Sunday, April 5, 2015

42099:: In which I mull over telling the truth

Not so many years ago, I would have been spending this day like many others: wedging myself into an already over-crowded church, wearing a new outfit and shoes that turned out to be a bad choice, wondering who all these "new" people are in church today, to be followed by a rousing hunt in the garden with dyed eggs and too much candy, followed by photos of children in their frilly dresses and over-flowing baskets of booty.

Instead, I am sitting in my robe with my cup of tea at the kitchen table listening to the dishwasher work its magic on yesterday's dishes, watching the cat freak out and run inside at the bursts of wind and blowing leaves, and laying out my paperwork to get the taxes finished.

So what happened to me to turn me into an anti-Easter, church-ditching Scrooge? I guess you could say, "Truth."

Looking back, I think my search began long before I became aware of it. I recall a discussion with my then brand new sister-in-law about my discomfort with lying to children about things like Santa Claus and the Easter bunny. My reasoning was, how can we expect children to believe us when we tell them that God and Jesus are not made up stories when we mix the truth of "important holidays" such as Christmas and Easter with Santa and bunnies and eggs.
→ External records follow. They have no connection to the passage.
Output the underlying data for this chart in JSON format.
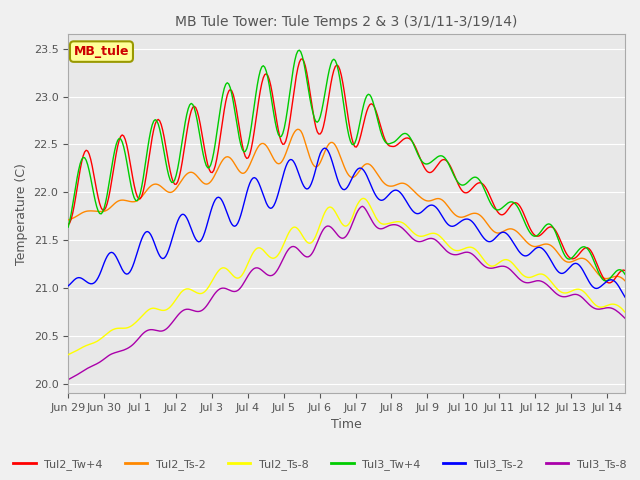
{
  "title": "MB Tule Tower: Tule Temps 2 & 3 (3/1/11-3/19/14)",
  "xlabel": "Time",
  "ylabel": "Temperature (C)",
  "legend_label": "MB_tule",
  "x_tick_labels": [
    "Jun 29",
    "Jun 30",
    "Jul 1",
    "Jul 2",
    "Jul 3",
    "Jul 4",
    "Jul 5",
    "Jul 6",
    "Jul 7",
    "Jul 8",
    "Jul 9",
    "Jul 10",
    "Jul 11",
    "Jul 12",
    "Jul 13",
    "Jul 14"
  ],
  "ylim": [
    19.9,
    23.65
  ],
  "series_colors": {
    "Tul2_Tw+4": "#ff0000",
    "Tul2_Ts-2": "#ff8800",
    "Tul2_Ts-8": "#ffff00",
    "Tul3_Tw+4": "#00cc00",
    "Tul3_Ts-2": "#0000ff",
    "Tul3_Ts-8": "#aa00aa"
  },
  "background_color": "#f0f0f0",
  "plot_bg_color": "#e8e8e8",
  "grid_color": "#ffffff",
  "title_color": "#555555",
  "legend_box_color": "#ffff99",
  "legend_text_color": "#cc0000"
}
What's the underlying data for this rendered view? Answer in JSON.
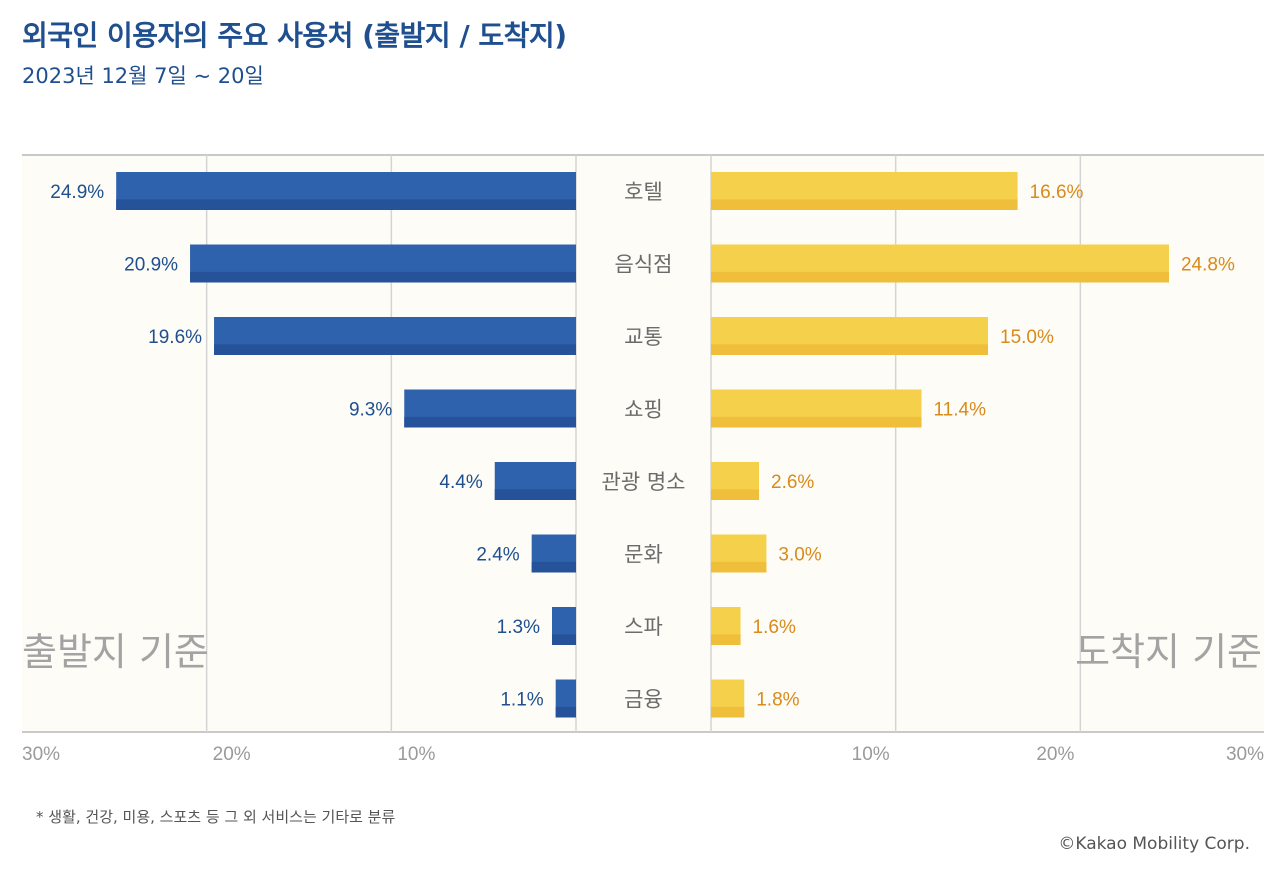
{
  "header": {
    "title": "외국인 이용자의 주요 사용처 (출발지 / 도착지)",
    "subtitle": "2023년 12월 7일 ~ 20일"
  },
  "chart_data": {
    "type": "bar",
    "orientation": "horizontal-diverging",
    "categories": [
      "호텔",
      "음식점",
      "교통",
      "쇼핑",
      "관광 명소",
      "문화",
      "스파",
      "금융"
    ],
    "series": [
      {
        "name": "출발지 기준",
        "values": [
          24.9,
          20.9,
          19.6,
          9.3,
          4.4,
          2.4,
          1.3,
          1.1
        ],
        "color": "#2f62ad",
        "color_dark": "#26529a",
        "direction": "left"
      },
      {
        "name": "도착지 기준",
        "values": [
          16.6,
          24.8,
          15.0,
          11.4,
          2.6,
          3.0,
          1.6,
          1.8
        ],
        "color": "#f5d04a",
        "color_dark": "#efbe3a",
        "direction": "right"
      }
    ],
    "value_labels_left": [
      "24.9%",
      "20.9%",
      "19.6%",
      "9.3%",
      "4.4%",
      "2.4%",
      "1.3%",
      "1.1%"
    ],
    "value_labels_right": [
      "16.6%",
      "24.8%",
      "15.0%",
      "11.4%",
      "2.6%",
      "3.0%",
      "1.6%",
      "1.8%"
    ],
    "axis_left": {
      "ticks": [
        30,
        20,
        10
      ],
      "tick_labels": [
        "30%",
        "20%",
        "10%"
      ],
      "range": [
        0,
        30
      ]
    },
    "axis_right": {
      "ticks": [
        10,
        20,
        30
      ],
      "tick_labels": [
        "10%",
        "20%",
        "30%"
      ],
      "range": [
        0,
        30
      ]
    },
    "left_label": "출발지 기준",
    "right_label": "도착지 기준",
    "grid": true,
    "background": "#fdfcf6"
  },
  "footer": {
    "note": "* 생활, 건강, 미용, 스포츠 등 그 외 서비스는 기타로 분류",
    "copyright": "©Kakao Mobility Corp."
  }
}
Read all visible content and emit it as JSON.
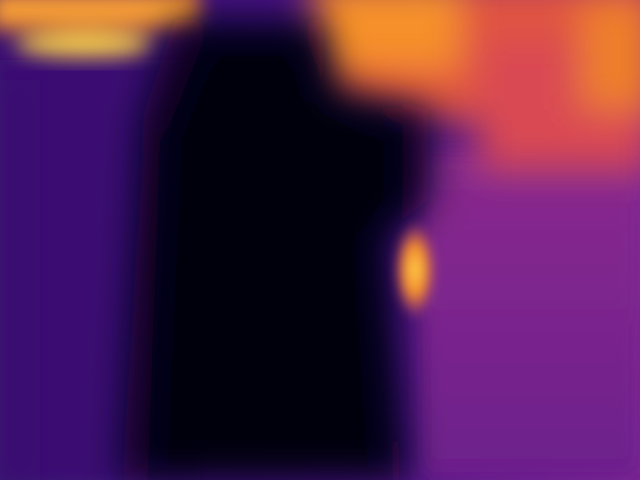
{
  "image": {
    "kind": "depth-map / thermal-style heatmap photo",
    "colormap": "inferno",
    "palette": {
      "deep": "#06010f",
      "dark_purple": "#2b0a63",
      "purple": "#4b1285",
      "magenta": "#8b2a8a",
      "pink_red": "#c83f6c",
      "orange": "#f07a2e",
      "yellow": "#fbd54a"
    },
    "regions": [
      "foreground-figure",
      "left-wall",
      "right-wall",
      "upper-right-bright-area",
      "upper-left-bright-area",
      "side-bright-spot"
    ]
  }
}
Her reply was, "Just wait until you have kids of your own." Meaning, I suppose, that the pressure to conform to what other families and churches and children are doing during these seasons is enough to make you lay down your questions and convictions. And she was right.

I did not have the strength to be "that mother" who spoiled the fun for her children by denying them the innocent fun of wearing K-Mart costumes while dragging pillowcases around the neighborhood to stock up on candy that I did not want them to eat, followed by sitting on a stranger's lap in the mall to get a piece of candy after drilling them about never taking candy from strangers, followed by pasting heart-shaped doilies and stickers onto cards made of red construction paper to give to others in exchange for cupcakes with so much red dye that it came out looking like they'd eaten beets the day before, followed by wearing green clothing to placate imaginary arm-pinching leprechauns and eating cupcakes with so much green dye that it came out looking like they'd eaten... well, green dye the day before. And on the heels of all this mindless, sugar-filled frivolity was the capper: dying eggs no one will eat, filling plastic eggs with candy no one will eat, and arguing about "who ate the ears off my chocolate bunny" until Mom or Dad takes them all away and puts them in the freezer - while all the while pretending that these activities are harmless because we have turned them into opportunities to teach our children about "Jesus."

Until I wondered why my children walked away from church and its hypocrisy.

How do we get ourselves into that place where we sacrifice truth and our convictions for fitting into whatever is currently perceived as "the norm"? I have even heard it preached from pulpits that "even though this holiday started out to mean that, it now means this." I suppose the idea is that we can redeem practices that originated as worship of false deities by slapping a Jesus sticker on them. That's what it meant to them, but this is what it means to us now, so now it's O.K.

Then I read this: Deuteronomy 12:29-32 - When the LORD your God cuts off before you the nations whom you go in to dispossess, and you dispossess them and dwell in their land, take care that you be not ensnared to follow them, after they have been destroyed before you, and that you do not inquire about their gods, saying, ‘How did these nations serve their gods?—that I also may do the same.’ You shall not worship the LORD your God in that way, for every abominable thing that the LORD hates they have done for their gods, for they even burn their sons and their daughters in the fire to their gods. “Everything that I command you, you shall be careful to do. You shall not add to it or take from it.

It saddens me that I did not have the confidence to live out the truth I believe in and lost many opportunities to impart that truth to my children. It does not escape my notice that we might all be in a different place spiritually had I not knuckled-under to the pressure of being normal and accepted by people whose opinions do not really matter in the scope of eternity.